We opted for the latter, with our own conventional wisdom being that, with so much rain over the past few days, it was bound to let up and be pretty on Christmas Day. Likewise, being Christmas Day, there wouldn’t be any serious traffic to speak of (driving is very difficult in Kenya, and traffic can stall and not move for hours at a time). Perhaps it would be a good day to get away.
You can see it coming, can’t you?
We were wrong. Wrong. Wrong.
Perhaps it should be stated this way: we were WRONG!!!
So with my friends Dorothy and Marcin Chlystun, we made our plans to drive to the Central Highlands. My driver was prompt – exactly on time – and we were able to get an early morning start. Our idea (and we carried it all through with just a few – shall we say? – challenges from time to time) was to be out of Nairobi in about 30 minutes or so, to head on up the highway toward Nanyuki, about a hundred miles or so to the North. We would come into Mount Kenya territory, have Christmas lunch at a special restaurant in the trees, see some wildlife, and have a leisurely day just driving around looking at the beautiful scenery.
And the scenery was beautiful, and while the skies were not exactly clear, we didn’t have any rain for a long time, and once we got out of the city we were able to view beautiful countryside.
As for getting out of the city.

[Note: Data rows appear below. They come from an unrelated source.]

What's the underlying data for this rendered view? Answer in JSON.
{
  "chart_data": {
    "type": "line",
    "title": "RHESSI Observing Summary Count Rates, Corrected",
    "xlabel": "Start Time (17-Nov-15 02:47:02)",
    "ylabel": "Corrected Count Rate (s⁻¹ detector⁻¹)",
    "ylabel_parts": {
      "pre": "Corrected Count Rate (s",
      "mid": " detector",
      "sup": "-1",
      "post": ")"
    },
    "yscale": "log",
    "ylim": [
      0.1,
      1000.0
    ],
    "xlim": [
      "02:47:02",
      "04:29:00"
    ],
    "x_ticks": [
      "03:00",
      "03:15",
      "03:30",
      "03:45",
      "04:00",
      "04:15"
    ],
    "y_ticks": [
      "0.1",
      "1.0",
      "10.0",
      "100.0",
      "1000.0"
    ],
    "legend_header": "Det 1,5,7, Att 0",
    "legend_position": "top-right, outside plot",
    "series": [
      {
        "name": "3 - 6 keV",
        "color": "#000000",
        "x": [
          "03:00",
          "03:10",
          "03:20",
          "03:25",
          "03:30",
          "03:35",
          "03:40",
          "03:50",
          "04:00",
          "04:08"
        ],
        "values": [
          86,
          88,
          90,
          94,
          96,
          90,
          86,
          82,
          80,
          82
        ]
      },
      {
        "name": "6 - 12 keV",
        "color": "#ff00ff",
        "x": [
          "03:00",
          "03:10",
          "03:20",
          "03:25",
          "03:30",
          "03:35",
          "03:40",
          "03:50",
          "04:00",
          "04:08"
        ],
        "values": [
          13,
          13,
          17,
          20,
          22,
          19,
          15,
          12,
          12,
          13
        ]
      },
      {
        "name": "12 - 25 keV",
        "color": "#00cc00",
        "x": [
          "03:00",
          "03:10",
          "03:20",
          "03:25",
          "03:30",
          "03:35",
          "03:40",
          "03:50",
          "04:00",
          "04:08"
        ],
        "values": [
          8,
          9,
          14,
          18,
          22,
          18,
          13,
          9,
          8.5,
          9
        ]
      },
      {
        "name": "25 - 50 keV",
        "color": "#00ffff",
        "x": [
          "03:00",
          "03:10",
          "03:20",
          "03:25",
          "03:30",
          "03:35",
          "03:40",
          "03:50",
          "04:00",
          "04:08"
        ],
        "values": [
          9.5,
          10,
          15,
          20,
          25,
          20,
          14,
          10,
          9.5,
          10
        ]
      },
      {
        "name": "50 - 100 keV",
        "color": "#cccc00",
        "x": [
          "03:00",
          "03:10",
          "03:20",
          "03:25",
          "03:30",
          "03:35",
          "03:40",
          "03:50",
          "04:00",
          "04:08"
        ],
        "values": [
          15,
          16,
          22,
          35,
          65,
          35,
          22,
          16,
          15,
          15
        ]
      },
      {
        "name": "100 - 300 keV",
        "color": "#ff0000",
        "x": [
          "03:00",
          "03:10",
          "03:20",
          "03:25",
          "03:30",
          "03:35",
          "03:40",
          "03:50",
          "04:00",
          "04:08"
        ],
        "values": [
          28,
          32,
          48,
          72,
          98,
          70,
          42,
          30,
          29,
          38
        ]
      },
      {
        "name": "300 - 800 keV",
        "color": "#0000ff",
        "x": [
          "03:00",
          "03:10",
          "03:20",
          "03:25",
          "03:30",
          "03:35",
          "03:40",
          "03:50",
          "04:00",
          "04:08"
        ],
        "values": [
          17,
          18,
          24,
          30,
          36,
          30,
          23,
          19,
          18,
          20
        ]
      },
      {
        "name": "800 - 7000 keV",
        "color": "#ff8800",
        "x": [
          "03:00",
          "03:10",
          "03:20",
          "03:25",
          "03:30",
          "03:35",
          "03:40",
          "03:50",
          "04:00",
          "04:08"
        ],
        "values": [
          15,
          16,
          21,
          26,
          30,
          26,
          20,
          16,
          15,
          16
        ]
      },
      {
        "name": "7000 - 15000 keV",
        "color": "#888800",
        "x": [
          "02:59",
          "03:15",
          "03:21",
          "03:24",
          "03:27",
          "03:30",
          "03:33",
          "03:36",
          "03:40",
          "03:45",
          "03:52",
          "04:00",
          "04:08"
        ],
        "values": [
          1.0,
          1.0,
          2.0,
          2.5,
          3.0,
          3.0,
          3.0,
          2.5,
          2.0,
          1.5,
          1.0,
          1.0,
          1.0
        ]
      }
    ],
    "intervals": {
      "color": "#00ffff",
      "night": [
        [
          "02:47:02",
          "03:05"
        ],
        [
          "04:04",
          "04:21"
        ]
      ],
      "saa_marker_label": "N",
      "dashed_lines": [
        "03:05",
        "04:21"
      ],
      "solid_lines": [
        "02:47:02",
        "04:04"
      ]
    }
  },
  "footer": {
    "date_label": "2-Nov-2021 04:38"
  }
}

Here’s where our first assumption fell apart. No, there was not to be less traffic. In fact, there was plenty more than usual, and along the “new” highway – being constructed with Chinese investments and Chinese engineers leading local workers – construction was going on as usual, with the usual hindrances connected with road construction everywhere. We had long traffic jams, major stalls, accidents, and despite being Christmas Day, there were pedestrians all over the place, either walking to where they wanted to go (the usual custom in Kenya) or awaiting the private matatus – the private vans that most people use to get about in. Indeed, some assert that the matatus are more a part of the culture than a means of transportation, but however you think about them, they are wild vehicles, careering all over the place and almost as scary to watch as to ride in (which I’ve never done and don’t expect to do).
Finally though, we got beyond the Nairobi suburbs, and once we were past Thika things picked up. We drove through the lush pineapple country, past the many coffee and tea plantations (now most major agribusiness corporations), and further into the lush fertile farmland that supports most of Kenya’s agriculture. All the roadside stands made it clear that the produce from the smaller farms is readily available to take back to the city, and we promised ourselves that we could stop on our return.
As for the countryside, the topography changed considerably as we travelled. Off in the distance, the Aberdare range of mountains was lovely to see, and I was strangely intrigued to find myself thinking I would like to go there one day.